U.S. crude futures settled at $42.53, down 98 cents or 2.3 percent, after touching a low of $42.13, the lowest intraday level since August 2016. Since peaking in late February, crude has dropped more than 20 percent, with only brief rallies.
More than 1 million front-month crude contracts changed hands on Wednesday, far exceeding the daily average of 560,000 contracts.
Brent crude futures settled down $1.20 or 2.61 percent at $44.82 a barrel.
"The market wants proof that OPEC cuts are shifting petroleum balances, and it's not getting it. Crude prices are now on the hunt to find the stress point for the U.S. producers and we're not there yet," said Anthony Headrick, energy market analyst at CHS Hedging LLC in Inver Grove Heights, Minnesota.
Oil prices rose in late 2016 and early 2017 in response to the OPEC agreement, but weeks of surprisingly high inventory figures shifted sentiment among speculators who are shedding long positions as the crude glut persists.
The U.S. Energy Information Administration said crude inventories declined by 2.7 million barrels last week, exceeding expectations for a 2.1 million-barrel drop. The data briefly supported prices, but "updated inventory balances don't represent a game changer," said Headrick.

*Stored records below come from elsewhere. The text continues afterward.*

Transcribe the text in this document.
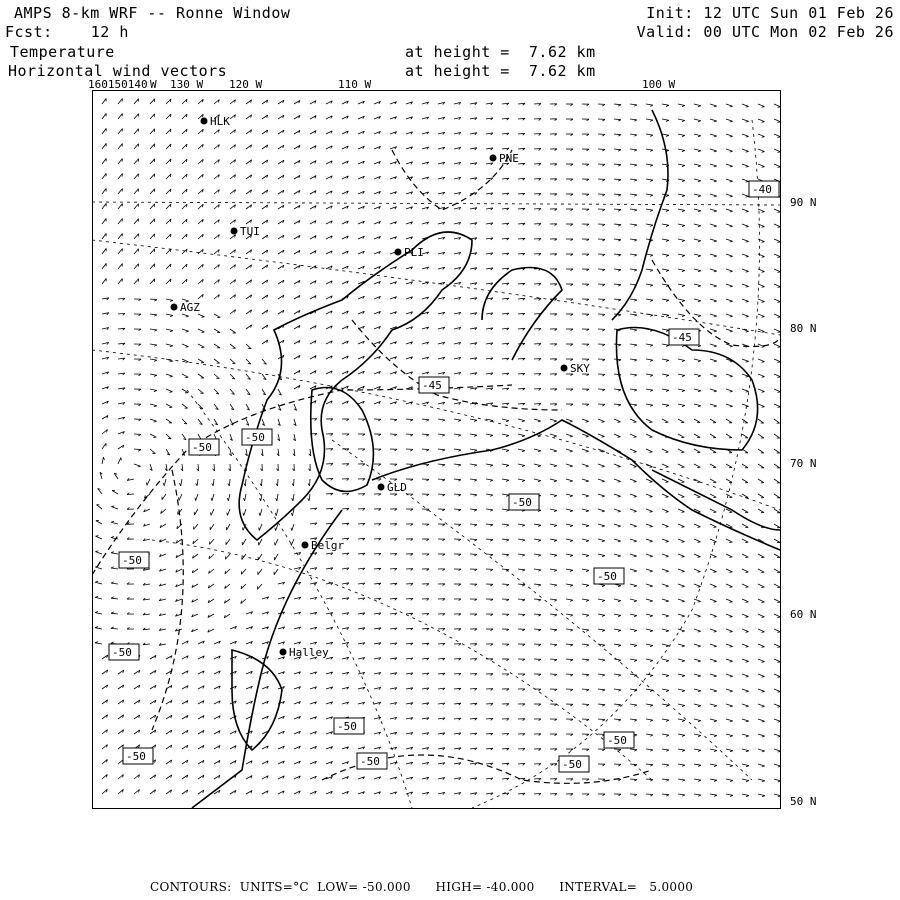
AMPS 8-km WRF -- Ronne Window
Fcst:    12 h
Temperature
Horizontal wind vectors
Init: 12 UTC Sun 01 Feb 26
Valid: 00 UTC Mon 02 Feb 26
at height =  7.62 km
at height =  7.62 km
160150140 W 130 W 120 W	110 W	100 W
90 N
80 N
70 N
60 N
50 N
-40
-45
-45
-50
-50
-50
-50
-50
-50
-50
-50
-50
-50
-50
HLK
PNE
TUI
PLI
AGZ
SKY
GLD
Belgr
Halley
CONTOURS:  UNITS=°C  LOW= -50.000      HIGH= -40.000      INTERVAL=   5.0000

The EIA also reported that U.S. crude production rose to 9.35 million bpd, nearing levels of top producers Russia and Saudi Arabia. U.S. producers have added rigs for 22 weeks straight.
Oil has slid 20 percent in the first half of 2017, a period when prices have tended to rise. It was the biggest first half slide for Brent since 1997; the contract has risen in the first half of all but six years over that period.
An agreement late last year from the Organization of the Petroleum Exporting Countries and other producers to cut output by 1.8 million barrels per day from January was supposed to reduce the global glut. Yet production is rising in Nigeria and Libya, countries exempt from the deal, offsetting cuts by other OPEC members.
Nigeria's crude exports are set to surpass 2 million barrels per day (bpd) in August, the highest in 17 months.
Iranian oil minister Bijan Zanganeh said OPEC members were considering deeper output cuts, but not immediately.
Investors were discouraged by data showing oil refineries in China, the world's top crude importer, cutting operations during the peak demand summer season.
The December 2017 U.S. crude contract is at its biggest discount to December 2018 futures since July, a signal that traders expect the glut to persist even longer. Options activity picked up on Wednesday as well, as investors bought protection against further declines.
"Now everyone seems to be negative," said Commerzbank analyst Eugen Weinberg.
In the U.S. Gulf of Mexico, oil facilities braced for Tropical Storm Cindy. About 17 percent of oil production in the Gulf was shut in and 40 platforms, or about 5 percent, were evacuated. Prolonged outages at refineries could drive up gasoline prices.